Le parecía una terrible coincidencia que la artesanía familiar de la chica que le había salvado la vida fuera precisamente lo que más pavor le daba en el mundo desde aquel accidente. Una casualidad curiosa y a la vez angustiosa. Pero, sobre todo, una gran casualidad. Hacía mucho tiempo que no explotaba nada a su alrededor y aquel trauma florecía de nuevo en él, pero tenía por seguro que, si volvía a pasar, aquellos miedos infernales que le hacían perder la cabeza le recordarían que seguían allí. Y tan solo de pensarlo se les caía el alma a los pies.
Por la noche era cuando hablaba más con ella. También conversaba con Raf y con los demás que sabían inglés; incluso con Grigory, el amigo albino de Raf que siempre estaba enfadado y que poco a poco comenzaba a aprender el idioma. Con ellos podía hablar de temas controvertidos, de sus vidas, del mundo, de todo lo que estaba ocurriendo, del propio día en la mezquita... pero sus conversaciones con Emma le hacían abstraerse completamente de la realidad, y esa sensación empezaba a aliviarle y a estar bien consigo mismo. Lo único que sustentaban sus charlas eran tonterías o pequeñas nimiedades sobre cualquier aspecto que acababa por hacerles gracia a los dos durante horas. El espíritu jovial, divertido y humorístico de Emma contagiaba de sobremanera a Matt, que estaba realmente irreconocible.
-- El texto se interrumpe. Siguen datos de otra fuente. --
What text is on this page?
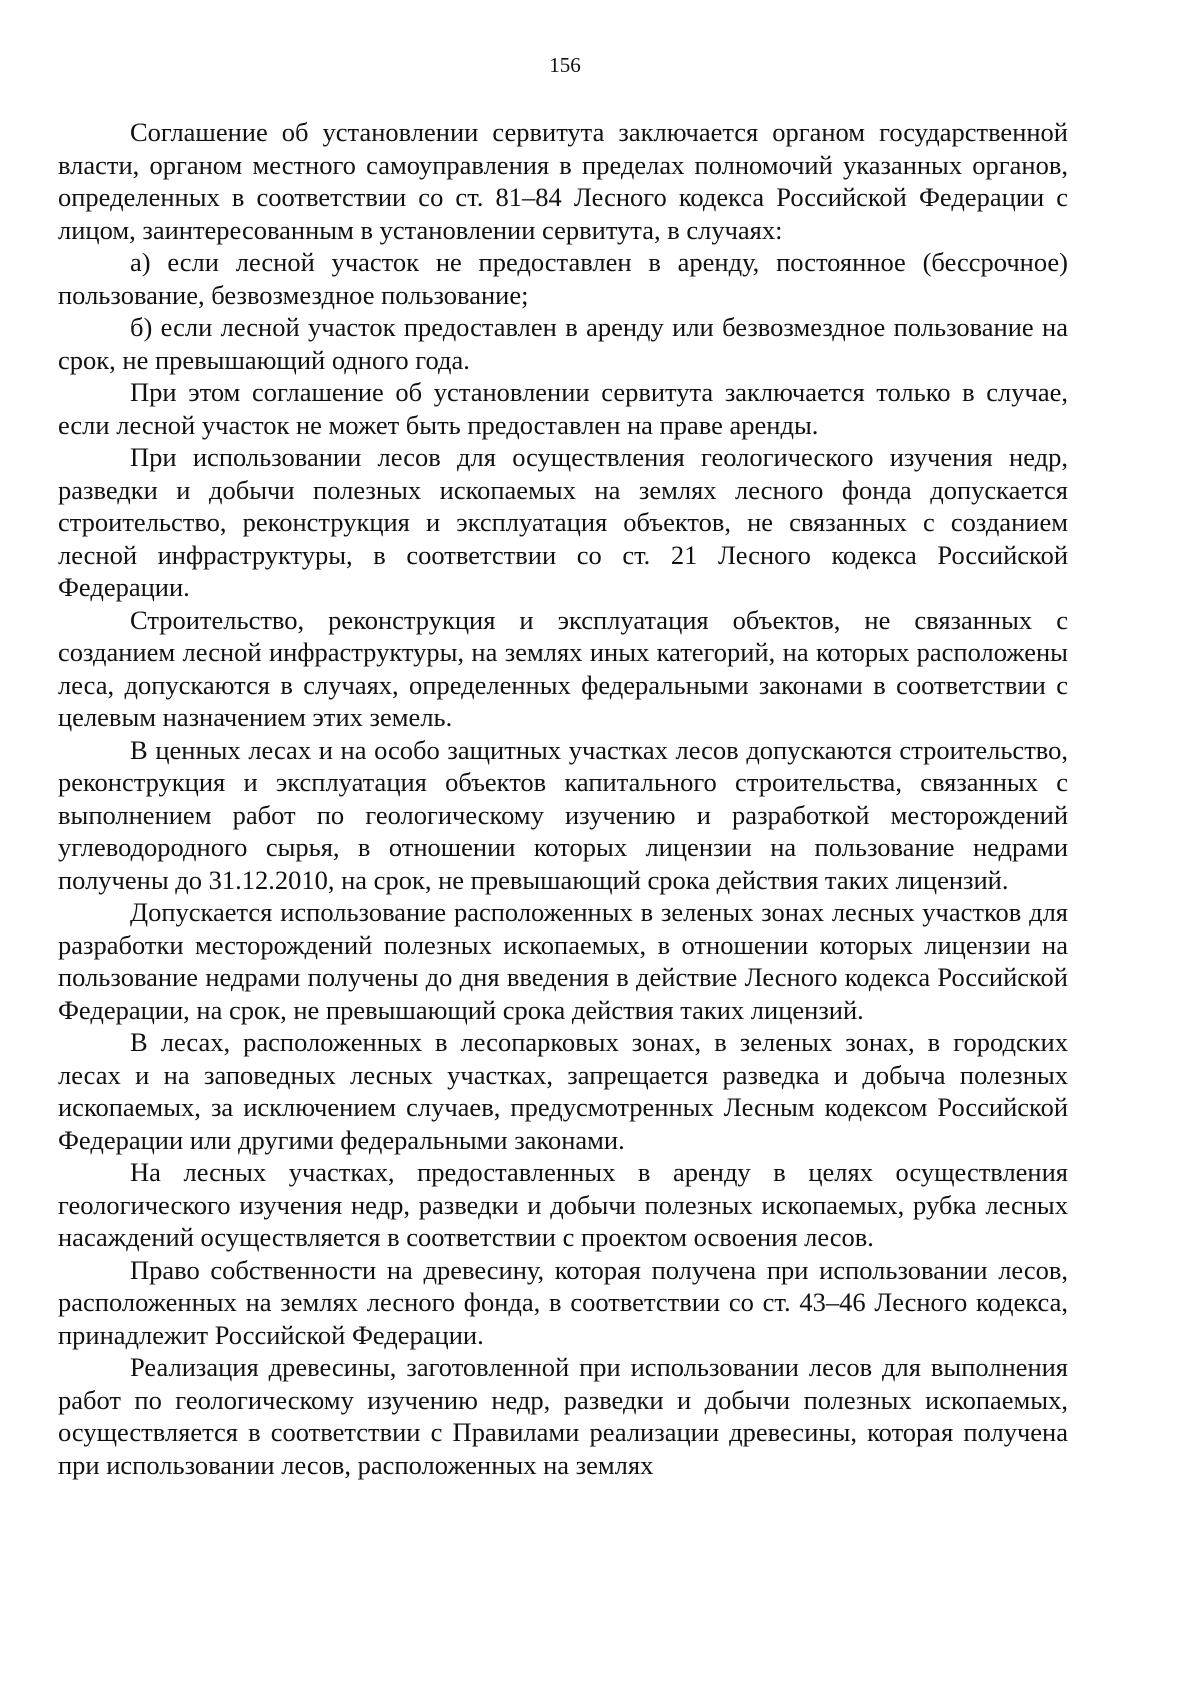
156

Соглашение об установлении сервитута заключается органом государственной власти, органом местного самоуправления в пределах полномочий указанных органов, определенных в соответствии со ст. 81–84 Лесного кодекса Российской Федерации с лицом, заинтересованным в установлении сервитута, в случаях:

а) если лесной участок не предоставлен в аренду, постоянное (бессрочное) пользование, безвозмездное пользование;

б) если лесной участок предоставлен в аренду или безвозмездное пользование на срок, не превышающий одного года.

При этом соглашение об установлении сервитута заключается только в случае, если лесной участок не может быть предоставлен на праве аренды.

При использовании лесов для осуществления геологического изучения недр, разведки и добычи полезных ископаемых на землях лесного фонда допускается строительство, реконструкция и эксплуатация объектов, не связанных с созданием лесной инфраструктуры, в соответствии со ст. 21 Лесного кодекса Российской Федерации.

Строительство, реконструкция и эксплуатация объектов, не связанных с созданием лесной инфраструктуры, на землях иных категорий, на которых расположены леса, допускаются в случаях, определенных федеральными законами в соответствии с целевым назначением этих земель.

В ценных лесах и на особо защитных участках лесов допускаются строительство, реконструкция и эксплуатация объектов капитального строительства, связанных с выполнением работ по геологическому изучению и разработкой месторождений углеводородного сырья, в отношении которых лицензии на пользование недрами получены до 31.12.2010, на срок, не превышающий срока действия таких лицензий.

Допускается использование расположенных в зеленых зонах лесных участков для разработки месторождений полезных ископаемых, в отношении которых лицензии на пользование недрами получены до дня введения в действие Лесного кодекса Российской Федерации, на срок, не превышающий срока действия таких лицензий.

В лесах, расположенных в лесопарковых зонах, в зеленых зонах, в городских лесах и на заповедных лесных участках, запрещается разведка и добыча полезных ископаемых, за исключением случаев, предусмотренных Лесным кодексом Российской Федерации или другими федеральными законами.

На лесных участках, предоставленных в аренду в целях осуществления геологического изучения недр, разведки и добычи полезных ископаемых, рубка лесных насаждений осуществляется в соответствии с проектом освоения лесов.

Право собственности на древесину, которая получена при использовании лесов, расположенных на землях лесного фонда, в соответствии со ст. 43–46 Лесного кодекса, принадлежит Российской Федерации.

Реализация древесины, заготовленной при использовании лесов для выполнения работ по геологическому изучению недр, разведки и добычи полезных ископаемых, осуществляется в соответствии с Правилами реализации древесины, которая получена при использовании лесов, расположенных на землях
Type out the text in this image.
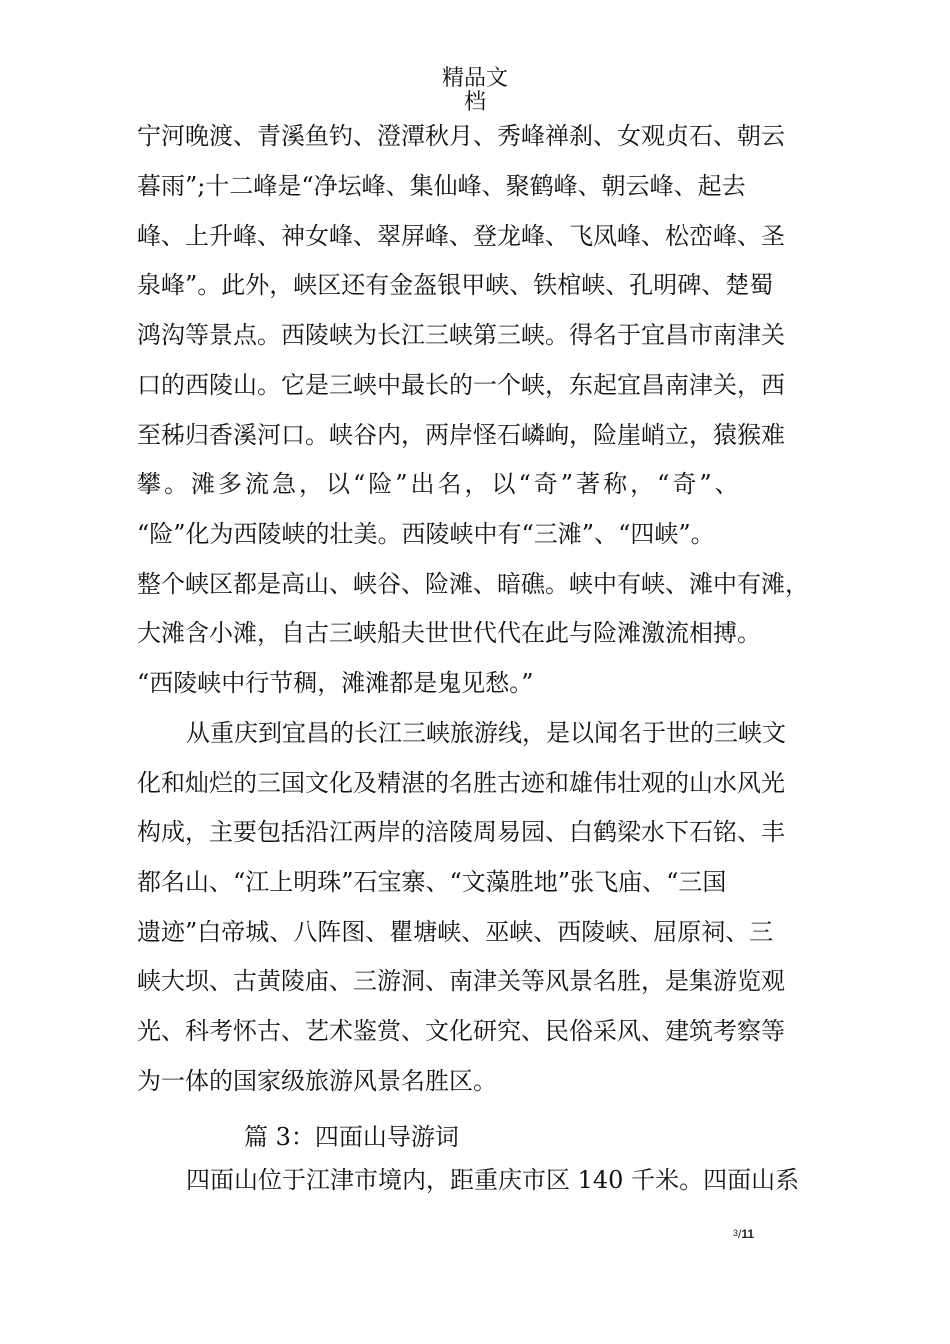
精品文
档
宁河晚渡、青溪鱼钓、澄潭秋月、秀峰禅刹、女观贞石、朝云
暮雨”;十二峰是“净坛峰、集仙峰、聚鹤峰、朝云峰、起去
峰、上升峰、神女峰、翠屏峰、登龙峰、飞凤峰、松峦峰、圣
泉峰”。此外，峡区还有金盔银甲峡、铁棺峡、孔明碑、楚蜀
鸿沟等景点。西陵峡为长江三峡第三峡。得名于宜昌市南津关
口的西陵山。它是三峡中最长的一个峡，东起宜昌南津关，西
至秭归香溪河口。峡谷内，两岸怪石嶙峋，险崖峭立，猿猴难
攀。滩多流急，以“险”出名，以“奇”著称，“奇”、
“险”化为西陵峡的壮美。西陵峡中有“三滩”、“四峡”。
整个峡区都是高山、峡谷、险滩、暗礁。峡中有峡、滩中有滩，
大滩含小滩，自古三峡船夫世世代代在此与险滩激流相搏。
“西陵峡中行节稠，滩滩都是鬼见愁。”
从重庆到宜昌的长江三峡旅游线，是以闻名于世的三峡文
化和灿烂的三国文化及精湛的名胜古迹和雄伟壮观的山水风光
构成，主要包括沿江两岸的涪陵周易园、白鹤梁水下石铭、丰
都名山、“江上明珠”石宝寨、“文藻胜地”张飞庙、“三国
遗迹”白帝城、八阵图、瞿塘峡、巫峡、西陵峡、屈原祠、三
峡大坝、古黄陵庙、三游洞、南津关等风景名胜，是集游览观
光、科考怀古、艺术鉴赏、文化研究、民俗采风、建筑考察等
为一体的国家级旅游风景名胜区。
篇 3：四面山导游词
四面山位于江津市境内，距重庆市区 140 千米。四面山系
$^3$/11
Poco a poco empezaron a pasar los días; el sexto, séptimo, octavo... y poco apoco Matt iba siendo consciente de que esa sensación de cercanía y cariño a la vida que estaba llevando allí se extrapolaba a las personas. Raf consiguió ser alguien de su confianza, con el que reía y pasaba el tiempo, también con el que hacía sus responsabilidades. Sin ni siquiera darse cuenta de ello, surgió una amistad. Algo que el chico español no hubiera podido ni imaginar en toda su vida.
Cada día que pasaba la percepción de su realidad cambiaba drásticamente a una diferente. Esa percepción de la situación, completamente catastrófica y nueva, no solo venía infundada por el hecho de su accidente, si no, en general, por su vida en el último año con todos los viajes que había hecho. Y de repente, poco a poco, se había encontrado con rutinas, conversaciones con gente conocida, una positividad y relajación sorprendentes. Y esa sensación nunca la había sentido antes. Tan solo las vacaciones que se tomaba en la polinesia francesa, en verano, podía acercarse a ello.
Podría haberlo descrito como la familiaridad y la zona de confort que nunca había tenido en toda su vida. Y extrañamente, Matt lo pensaba, lo analizaba, y aunque se sentía culpable de venderse a ese sentimiento, una fuerza gravitatoria le atraía hacia ella en forma de sonrisa y cabellos rojos brillantes.
Fue entonces, en el noveno día, cuando algo inesperado ocurrió.